Tolkien through his Hobbits tells us the neither of them were great or Powerful from the beginning but due to their courage they become the key factors in the fall of Sauron. This is the case with us too. We do not need to be great or big to fight big battles, but courageous, determined and patient.
Tolkien in one of his letters says, “There are of course certain things and themes that move me specially. The inter-relation between the ’noble’ and ‘simple’ (or common or vulgar), for instance. The ennoblement of ignoble I find most moving.”
I remained in awe of the ennobled souls all my life without even realizing this fact until I read LOTR and Tolkien’s quote regarding ennoblement and his characters in the books. When the journey of the Ring starts, we have the people who one would say noble: Gandalf, Aragorn, Elrond, Boromir or any other elf or dwarf. All of them come across as noble souls. The hobbits, on the other hand, come as ignoble: unaware and rather careless about the outside world, its problems, corruption and evil. These hobbits grow out of their older selves and accept the tasks that are appointed to them by Authority (God that is).
Tolkien in particular talks about the ennoblement of Frodo who due to his journey “outgrows” the mortal world.
“I loved them [hobbits] myself, since I love the vulgar and simple as clearly as the noble, and nothing moves my heart (beyond all the passions and heartbreaks of the world) so much as ennoblement (From Ugly Duckling to Frodo).”
Frodo like his companions starts out as an ordinary and ignoble hobbit only learned in Elvish Lore more than them. Still the decision taken by him (of willingly taking the burden upon himself) in the Council of Elrond elevates him to the level of the greatest mortals in Middle-earth. His decision of self-sacrifice often makes him look like an epitome of Christ, for Christ too sacrificed his life for the salvation of the world.
Frodo’s final encounter with Saruman in the Shire proves his ennoblement and also his growth when he forgives the fallen Maia; and Saruman backs out, defeated, not by arms but the valor and divinity of this hobbit. Frodo’s ennoblement inspires Sam to be the hobbit he becomes at the end of their journey.

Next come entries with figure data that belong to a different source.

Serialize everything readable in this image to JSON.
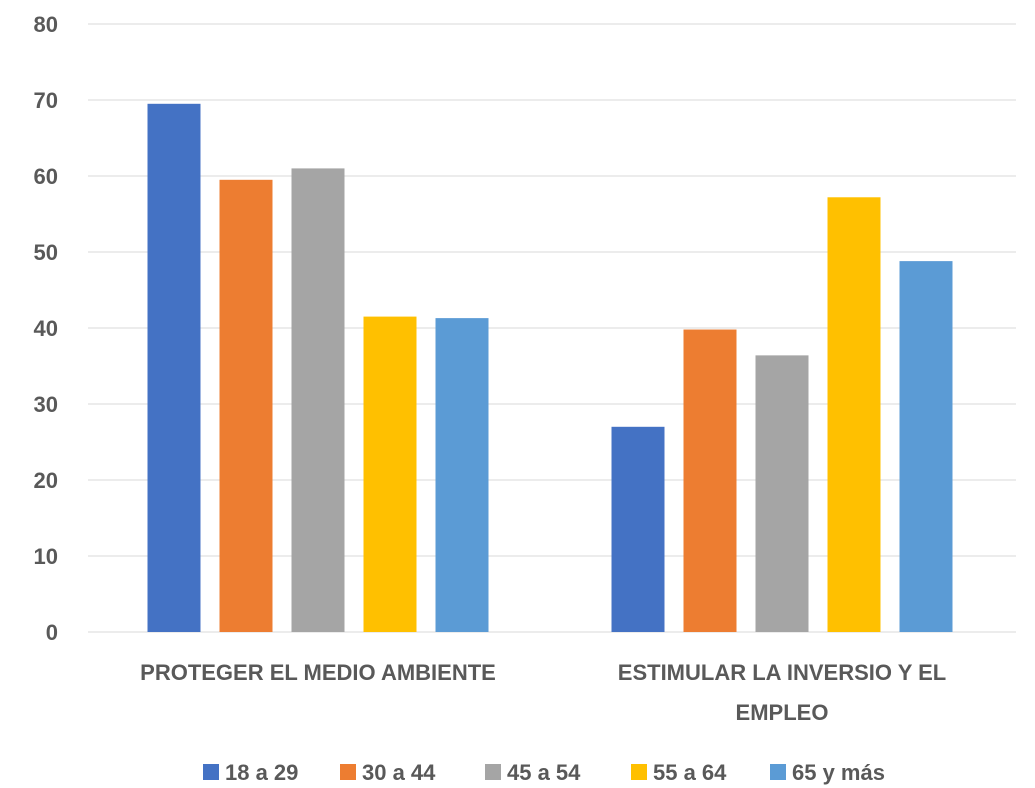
{
  "chart_data": {
    "type": "bar",
    "title": "",
    "xlabel": "",
    "ylabel": "",
    "ylim": [
      0,
      80
    ],
    "yticks": [
      0,
      10,
      20,
      30,
      40,
      50,
      60,
      70,
      80
    ],
    "grid": true,
    "legend_position": "bottom",
    "categories": [
      [
        "PROTEGER EL MEDIO AMBIENTE"
      ],
      [
        "ESTIMULAR LA INVERSIO Y EL",
        "EMPLEO"
      ]
    ],
    "series": [
      {
        "name": "18 a 29",
        "color": "#4472C4",
        "values": [
          69.5,
          27.0
        ]
      },
      {
        "name": "30 a 44",
        "color": "#ED7D31",
        "values": [
          59.5,
          39.8
        ]
      },
      {
        "name": "45 a 54",
        "color": "#A5A5A5",
        "values": [
          61.0,
          36.4
        ]
      },
      {
        "name": "55 a 64",
        "color": "#FFC000",
        "values": [
          41.5,
          57.2
        ]
      },
      {
        "name": "65 y más",
        "color": "#5B9BD5",
        "values": [
          41.3,
          48.8
        ]
      }
    ]
  }
}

Samwise, as Tolkien in one of his letters said, means “Half-wise” or “Half-witted” is one of the most heroic and noble characters of the series. He grows out of his older self and also his name. By the end if the Return of the King he no more remains the “half-witted” Samwise- he participates in the battle against the ruffians and heals his Shire. Sam was a hobbit of the Fourth Age who takes lead and “serves” (rather than rules) as mayor for years. Sam being elected the Mayor 7 times is the proof of his ‘nobility’ of which I speak here.
Merry and Pippin too justify the theme of ennoblement in their journey. From the Shire to the War and back, their transition takes place. The two of them upon their return to their homeland take lead and play the most important role in the saving of the Shire. Later in their lives their achievements say it all where Pippin serves as the Thain and Merry as the Master of Brandy Hall. The two hobbits that once used to play like immature lads are transformed to the level of leading their people for the best.
These characters are ennobled due to their sacrifices, sufferings and most important their will to do the right thing. If they can change for the best why can’t we? The ennoblement is very obvious and yet it goes unnoticed by the careless world.